When these entities are not active, the market is not moving. Why is that? Because it cannot move when only six percent of the market participants trade. For this reason, retail traders are on the right side of the market if they use bigger time frames. Such time frames are the daily chart, weekly and even monthly. No one is taking a trade based on the monthly chart, but a support or resistance level or area can be interpreted from such a time frame.
Part of the most powerful Japanese reversal setup is the morning or evening star. The bigger the time frame, the bigger the implication on the future price action. Such a star is a group of candle (three candles to be more exact) that appear at the end of a bullish or a bearish trend.
A morning star, like the name suggests, is a bullish setup. Therefore, it appears at the end of a bearish trend. An evening star is a bearish one and forms at the end of a bullish trend. Either bullish or bearish, a star has three candles: one in the direction of the previous trend, a small candle in the middle and the last candle in the opposite direction.

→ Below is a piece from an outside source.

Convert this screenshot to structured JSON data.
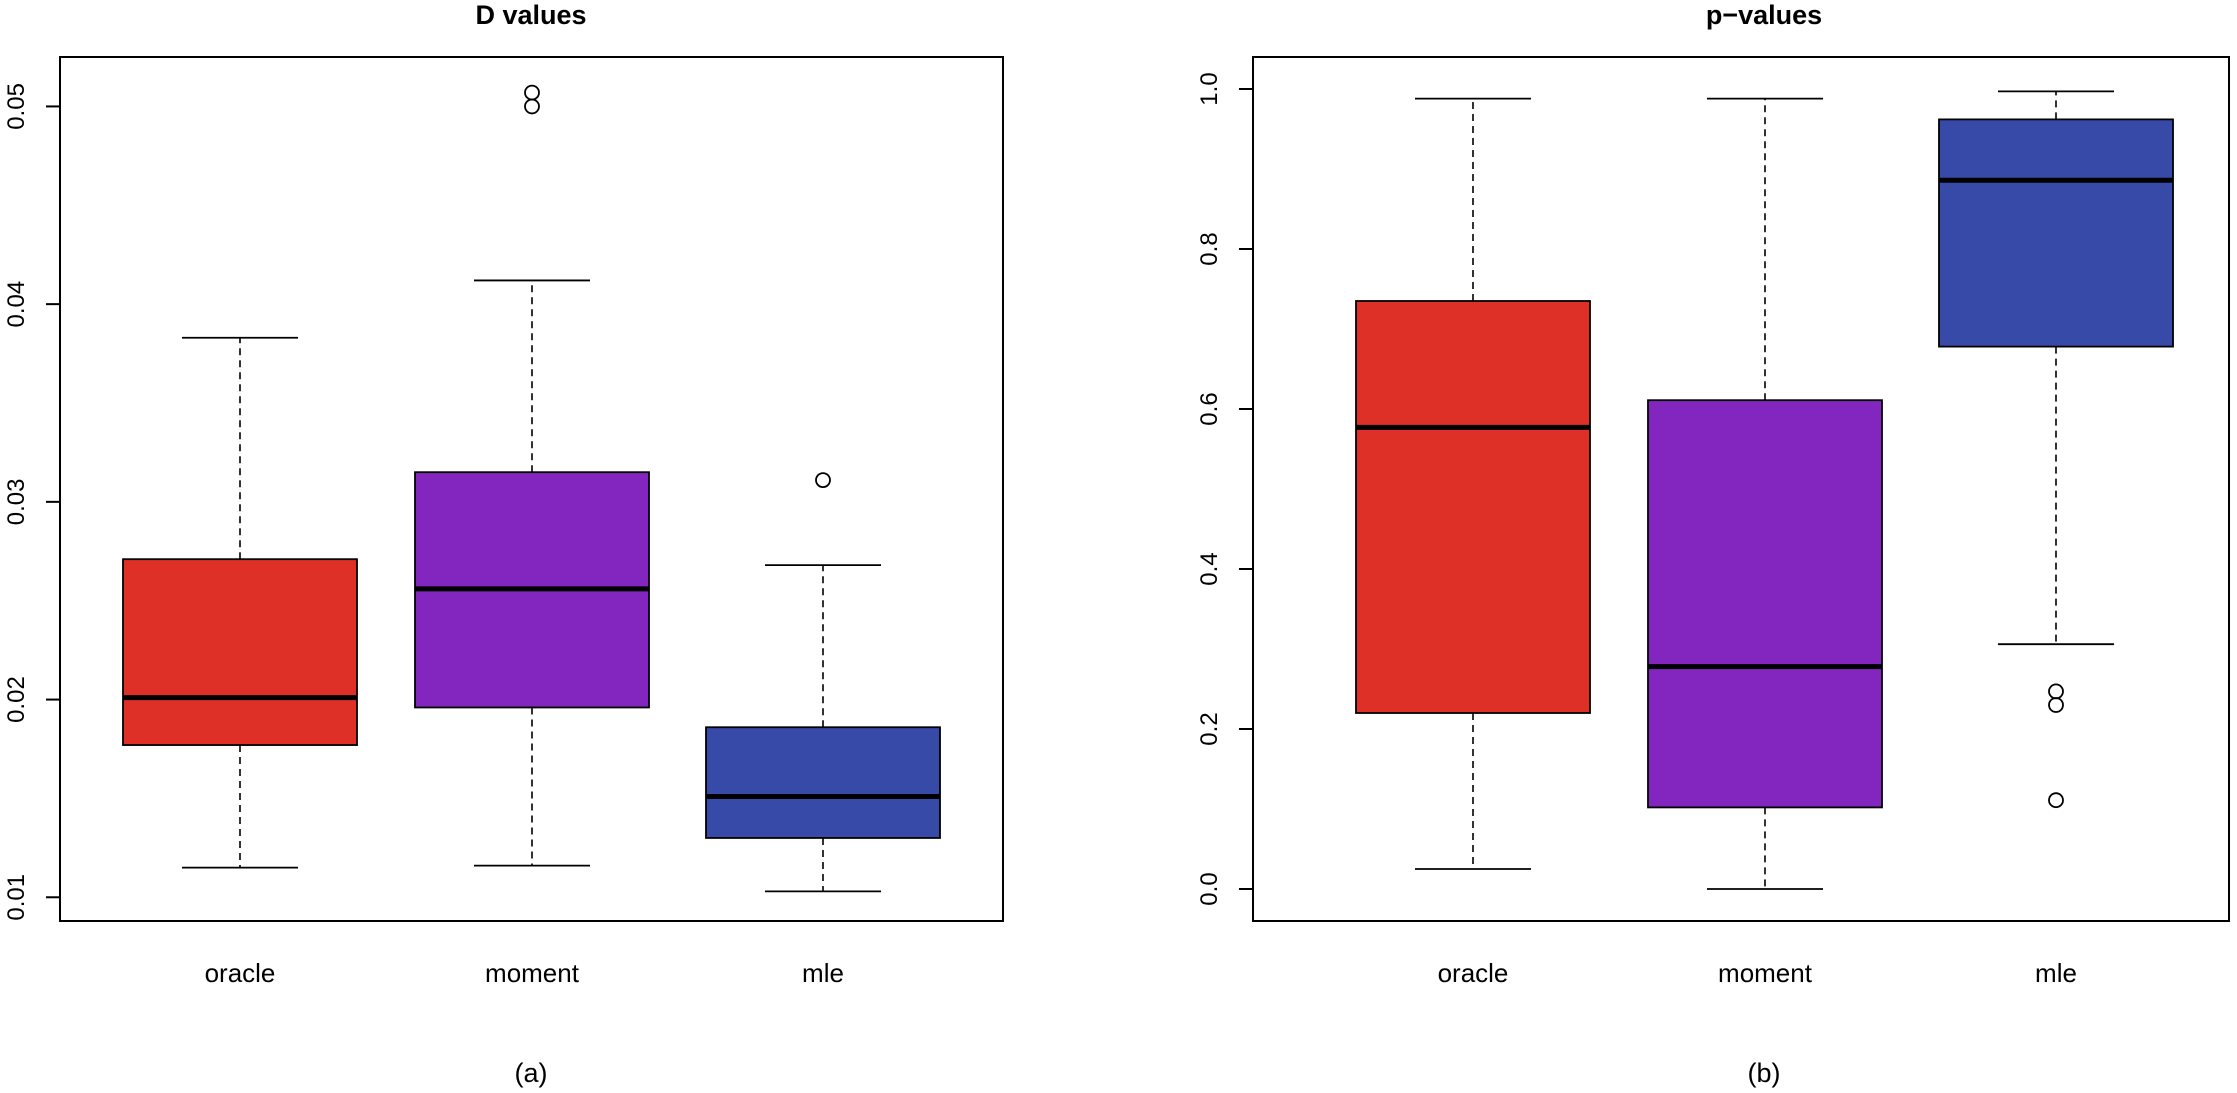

Therefore, a morning star will have the first candle a bearish one (in the direction of the previous bearish trend), the one in the middle is a small candle and can be either bullish or bearish (the color of its body doesn’t matter) and the last candle is a bullish one (signals the reversal of the previous trend).
The opposite is true in the case of an evening star: the first candle is bullish, the one in the middle is a small one with a small body and the last one is bearish. The bigger the time frames, the bigger the implications and the stronger the trend to come on the lower ones.
A star is a strong reversal pattern. The candle in the middle shows hesitation, and it is either a Doji candle (Doji candles show uncertainty, the market hesitates) or a hammer (in a morning star) and hanging man (in an evening star).
The evening stars show bulls losing control over the bullish trend, and bears trying to enter the market. This is not a simple thing to do, so expect some hesitation and the bulls to try to take the highs in the evening star. This is why a stop loss should be in place at the highest point of the evening star.
The same is true in the case of a morning star. If deciding to go long, wait for a pullback before doing that, as bears will not give up the fight so easily. When the pullback comes, go long while placing a stop loss at the lowest point of the morning star formation.
The bigger the time frame, the bigger the implications of these patterns. Imagine that on a monthly chart one needs to wait for three months until the pattern forms. Nevertheless, candlestick charts can be open on any trading platform. Therefore, it is mandatory for Japanese candlestick techniques and reversal patterns to be properly understood.